Article ID: | iaor2006871 |
Country: | United Kingdom |
Volume: | 32 |
Issue: | 4 |
Start Page Number: | 749 |
End Page Number: | 765 |
Publication Date: | Apr 2005 |
Journal: | Computers and Operations Research |
Authors: | Salcedo-Sanz Sancho, Bousoo-Calzn Carlos, Fernndez-Villacaas Jos-Luis, Segovia-Vargas Mara Jess |
Keywords: | artificial intelligence |
Prediction of non-life insurance companies insolvency has arisen as an important problem in the field of financial research, due to the necessity of protecting the general public whilst minimizing the costs associated to this problem, such as the effects on state insurance guarantee funds or the responsibilities for management and auditors. Most methods applied in the past to predict business failure in non-life insurance companies are traditional statistical techniques, which use financial ratios as explicative variables. However, these variables do not usually satisfy statistical assumptions, which complicates the application of the mentioned methods. Emergent statistical learning methods like neural networks or SVMs provide a successful approach in terms of error rate, but their character of black-box methods makes the obtained results difficult to be interpreted and discussed. In this paper, we propose an approach to predict insolvency of non-life insurance companies based on the application of genetic programming (GP).
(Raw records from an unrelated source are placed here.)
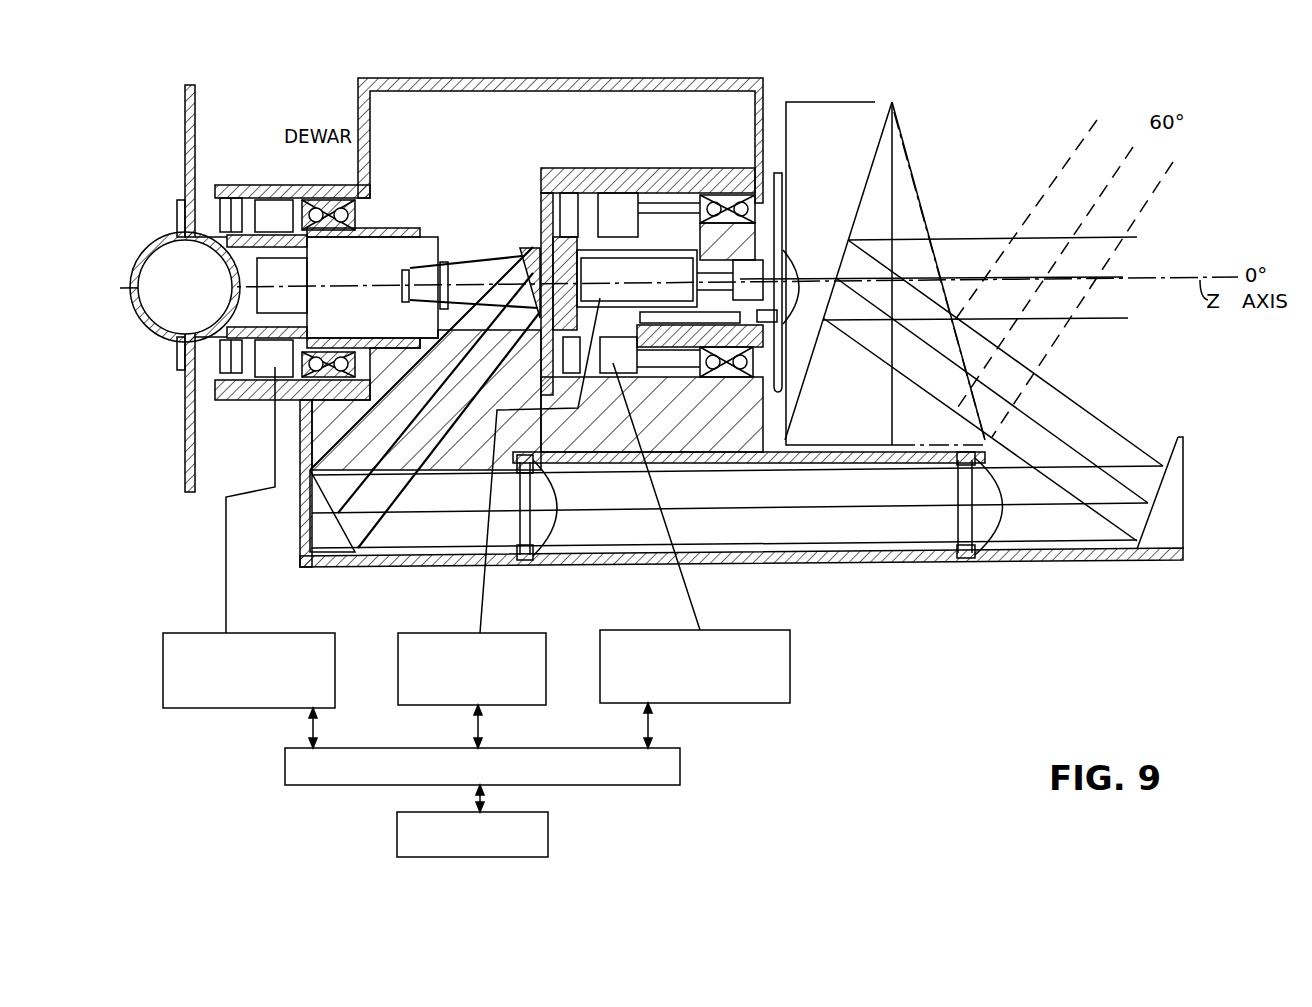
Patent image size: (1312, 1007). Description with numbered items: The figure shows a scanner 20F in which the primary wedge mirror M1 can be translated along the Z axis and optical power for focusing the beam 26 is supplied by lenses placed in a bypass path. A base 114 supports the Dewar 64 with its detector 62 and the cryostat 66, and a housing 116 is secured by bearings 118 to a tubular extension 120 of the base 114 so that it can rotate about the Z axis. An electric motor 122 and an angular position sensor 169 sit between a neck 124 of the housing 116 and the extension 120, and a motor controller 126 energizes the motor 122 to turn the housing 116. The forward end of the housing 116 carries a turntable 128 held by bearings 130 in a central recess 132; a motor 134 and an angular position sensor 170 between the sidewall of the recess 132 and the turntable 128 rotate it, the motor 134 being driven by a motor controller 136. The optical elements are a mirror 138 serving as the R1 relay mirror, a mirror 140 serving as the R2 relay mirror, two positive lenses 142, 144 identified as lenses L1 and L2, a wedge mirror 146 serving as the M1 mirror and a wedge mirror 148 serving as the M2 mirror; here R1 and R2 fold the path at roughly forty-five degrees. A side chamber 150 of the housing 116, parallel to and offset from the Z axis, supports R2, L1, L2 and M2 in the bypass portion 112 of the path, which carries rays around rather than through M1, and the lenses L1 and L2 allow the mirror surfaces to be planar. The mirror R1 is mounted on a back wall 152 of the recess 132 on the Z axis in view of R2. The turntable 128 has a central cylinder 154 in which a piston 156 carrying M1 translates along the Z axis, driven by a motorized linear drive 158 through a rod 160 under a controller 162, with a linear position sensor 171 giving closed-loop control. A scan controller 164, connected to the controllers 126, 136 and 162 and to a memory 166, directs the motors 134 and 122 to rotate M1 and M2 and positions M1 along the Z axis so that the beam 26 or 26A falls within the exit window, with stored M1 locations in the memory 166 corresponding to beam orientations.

The base 114 is at (185, 132).
The housing 116 is at (370, 80).
The scanner 20F is at (549, 64).
The neck 124 is at (237, 185).
The bearings 118 is at (343, 240).
The tubular extension 120 is at (413, 230).
The Dewar 64 is at (343, 245).
The detector 62 is at (402, 280).
The cryostat 66 is at (163, 305).
The angular position sensor 169 is at (222, 357).
The electric motor 122 is at (267, 373).
The mirror 140 is at (313, 500).
The side chamber 150 is at (400, 571).
The bypass portion 112 is at (1066, 560).
The R2 relay mirror R2 is at (310, 545).
The beam 26A is at (1130, 234).
The R1 relay mirror R1 is at (425, 383).
The mirror 138 is at (520, 256).
The back wall 152 is at (538, 455).
The lens 142 is at (558, 528).
The lens L1 is at (556, 508).
The lens 144 is at (960, 518).
The lens L2 is at (964, 506).
The wedge mirror 148 is at (1183, 470).
The M2 mirror M2 is at (1176, 526).
The central recess 132 is at (587, 168).
The motorized linear drive 158 is at (543, 340).
The angular position sensor 170 is at (563, 207).
The motor 134 is at (618, 200).
The rod 160 is at (673, 210).
The bearings 130 is at (722, 193).
The linear position sensor 171 is at (712, 320).
The central cylinder 154 is at (778, 290).
The piston 156 is at (782, 255).
The turntable 128 is at (772, 230).
The wedge mirror 146 is at (887, 110).
The M1 mirror M1 is at (914, 150).
The beam 26 is at (1068, 158).
The motor controller 126 is at (228, 708).
The controller 162 is at (540, 705).
The motor controller 136 is at (790, 670).
The scan controller 164 is at (680, 764).
The memory 166 is at (548, 830).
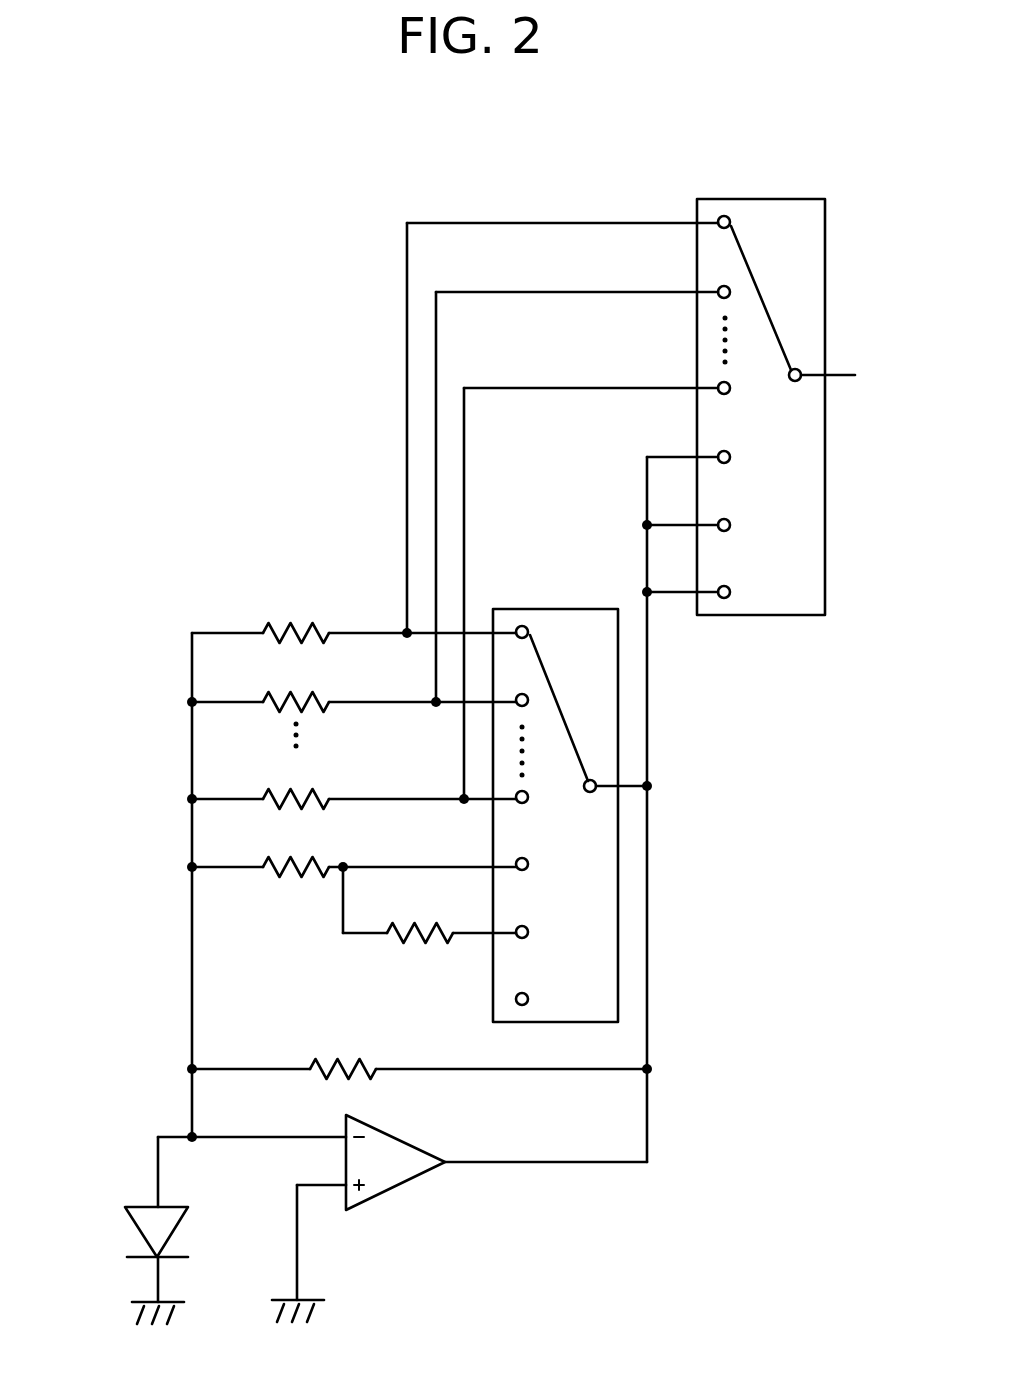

GP is a class of evolutionary algorithms, which operates by codifying the solution of the problem as a population of LISP trees. This type of algorithm provides a diagnosis output in the form of a decision tree with given functions and data. We can treat it like a computer program which returns an answer on the input, and, more importantly, the tree can potentially be inspected, interpreted and re-used for different data sets. We have compared the performance of GP with other classifier approaches, a Support Vector Machine and a Rough Set algorithm. The final purpose is to create an automatic diagnostic system for analysing non-insurance firms using their financial ratios as explicative variables.